В евразийском пространстве формировался менталитет русского народа. Географию русской души исключительно тонко подметил Н. А. Бердяев: “Русская душа ушиблена ширью, она не видит границ, и эта безграничность не освобождает, а порабощает ее”. Духовная энергия русского человека вошла внутрь, в созерцание, в душевность. В гоголевском образе российского пространства “…летит вся дорога невесть куда в пропадающую даль, и что-то страшное заключено в сем быстром мельканье, где не успевает означиться пропадающий предмет”. Происходит разрушение статических границ между явлениями. Полярность ментальности отмечается в таких антиподах как смирение и бунт, разгул и способность собираться в “кулак” в экстремальных ситуациях, сострадательность и жестокость, мания догоняющего и мания величия, любовь к свободе и склонность к рабству.
Целостность единого суперэтнического пространства поддерживается социокультурным и духовным плюрализмом. Этнонациональные и этноконфессиональные границы также не совпадают и усиливают энергетику рубежной коммуникативности. Важнейшим транслятором межнационального диалога наряду с русской светской культурой являются многочисленные конфессии, которым принадлежит историческая роль в укреплении связи человека с его природным месторазвитием.
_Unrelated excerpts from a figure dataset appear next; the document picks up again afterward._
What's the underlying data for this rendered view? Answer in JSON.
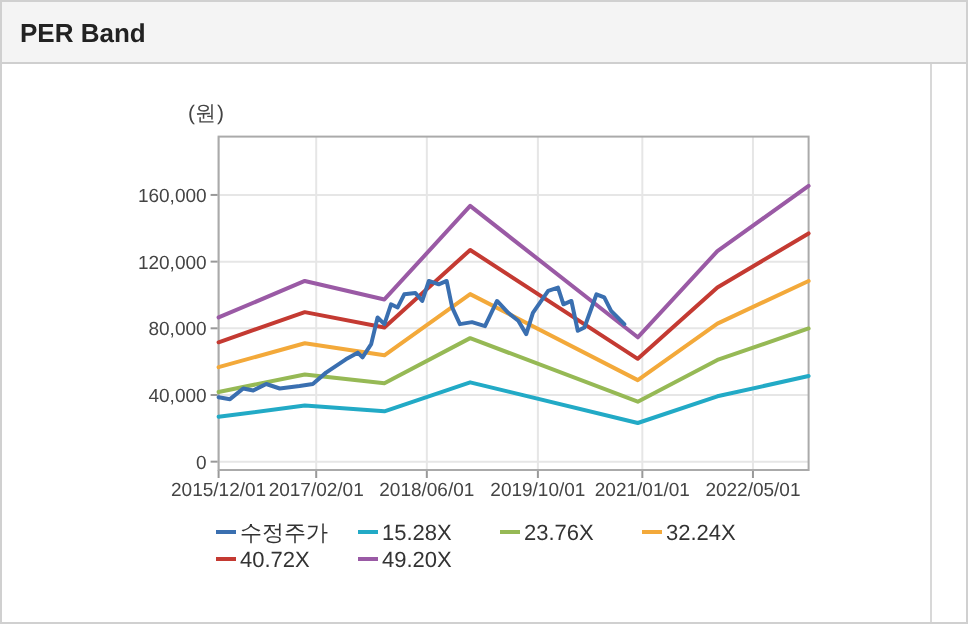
{
  "chart_data": {
    "type": "line",
    "title": "PER Band",
    "ylabel": "(원)",
    "x": [
      "2015-12-01",
      "2016-12-13",
      "2017-11-27",
      "2018-12-08",
      "2020-12-12",
      "2021-11-26",
      "2022-12-31"
    ],
    "series": [
      {
        "name": "수정주가",
        "color": "#3a6fb0",
        "x": [
          "2015-12-01",
          "2016-01-20",
          "2016-03-18",
          "2016-05-01",
          "2016-06-27",
          "2016-08-25",
          "2016-11-20",
          "2017-01-17",
          "2017-03-16",
          "2017-06-11",
          "2017-08-02",
          "2017-08-23",
          "2017-09-30",
          "2017-10-28",
          "2017-11-27",
          "2017-12-26",
          "2018-01-24",
          "2018-02-22",
          "2018-04-12",
          "2018-05-12",
          "2018-06-10",
          "2018-07-23",
          "2018-08-27",
          "2018-09-20",
          "2018-10-24",
          "2018-12-16",
          "2019-02-11",
          "2019-04-05",
          "2019-05-24",
          "2019-07-07",
          "2019-08-11",
          "2019-09-09",
          "2019-11-15",
          "2019-12-28",
          "2020-01-21",
          "2020-02-25",
          "2020-03-24",
          "2020-04-22",
          "2020-06-14",
          "2020-07-18",
          "2020-08-17",
          "2020-10-14"
        ],
        "values": [
          38700,
          37500,
          43900,
          42700,
          46600,
          43900,
          45400,
          46600,
          53400,
          61400,
          65400,
          62600,
          70500,
          86500,
          82500,
          94400,
          92500,
          100400,
          101200,
          96400,
          108400,
          106400,
          108400,
          92500,
          82500,
          83700,
          81300,
          96400,
          89300,
          84500,
          76500,
          89300,
          102400,
          104400,
          94400,
          96400,
          78500,
          80500,
          100400,
          98500,
          90500,
          82500
        ]
      },
      {
        "name": "15.28X",
        "color": "#22aac6",
        "values": [
          26900,
          33700,
          30200,
          47600,
          23200,
          39200,
          51400
        ]
      },
      {
        "name": "23.76X",
        "color": "#96b955",
        "values": [
          41800,
          52300,
          47000,
          74100,
          36000,
          61000,
          79900
        ]
      },
      {
        "name": "32.24X",
        "color": "#f3a93a",
        "values": [
          56700,
          71000,
          63800,
          100500,
          48900,
          82800,
          108400
        ]
      },
      {
        "name": "40.72X",
        "color": "#c43a32",
        "values": [
          71600,
          89700,
          80500,
          127000,
          61700,
          104500,
          136900
        ]
      },
      {
        "name": "49.20X",
        "color": "#9a5aa5",
        "values": [
          86500,
          108400,
          97300,
          153400,
          74600,
          126300,
          165400
        ]
      }
    ],
    "xlim": [
      "2015-12-01",
      "2022-12-31"
    ],
    "xticks": [
      {
        "value": "2015-12-01",
        "label": "2015/12/01"
      },
      {
        "value": "2017-02-01",
        "label": "2017/02/01"
      },
      {
        "value": "2018-06-01",
        "label": "2018/06/01"
      },
      {
        "value": "2019-10-01",
        "label": "2019/10/01"
      },
      {
        "value": "2021-01-01",
        "label": "2021/01/01"
      },
      {
        "value": "2022-05-01",
        "label": "2022/05/01"
      }
    ],
    "ylim": [
      -5000,
      195000
    ],
    "yticks": [
      {
        "value": 0,
        "label": "0"
      },
      {
        "value": 40000,
        "label": "40,000"
      },
      {
        "value": 80000,
        "label": "80,000"
      },
      {
        "value": 120000,
        "label": "120,000"
      },
      {
        "value": 160000,
        "label": "160,000"
      }
    ],
    "grid": true,
    "legend": "bottom",
    "marker": "none",
    "line_style": "solid"
  }
}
Нравственные идеалы служат непременным напоминанием о долге человека перед природой, являются важным фактором реабилитации ценностей укоренения, особенно после периода с доминирующим принципом социальных маргиналов: “Наш адрес не дом и не улица — наш адрес Советский Союз”. Необходимо выделить российский цивилизационный опыт славяно-тюркского общежития христиан и мусульман, обреченных историей и географией на совместное проживание в евразийском пространстве. Однако как показывают события на Кавказе этот опыт оказался невостребованным.
Является ли Российская Федерация крупнейшей страной рубежной евразийской цивилизации или остается лишь православно-христианским Востоком? Куда приведет декларация о выступлении России на стороне Запада? Сможет ли Россия при этом стать гарантом мирного диалога православных славян и тюрок-мусульман? Однозначного ответа нет.
Россия не смогла предложить светскую модель возрождения через воспитание и просвещение. Разве думали прозападные политики, что страна является родиной не только славян, но и других евразийских народов? Раздаются упреки в адрес российской армии. Европейской (российской) армией проиграна война в Чечне. Но, допустим, что она будет укомплектована самым современным оружием. Сможет она победить? Можно однозначно сказать, что нет. Решение чеченской проблемы выходит за рамки военного конфликта. Россия не сможет противостоять исламскому Югу, где нет недостатка в арабском капитале и идеологически преданных воинах ислама. Преимущественно рабоче-крестьянская армия не готова защищать «элиту в законе» от внешних вызовов.

Кроме нерешенных этнонациональных и этноконфессиональных проблем современная Россия оказалась неспособной эффективно использовать многомерное пространство Большой России (Русского Архипелага), включающее русское зарубежье с равновеликим человеческим, интеллектуальным и культурным потенциалом.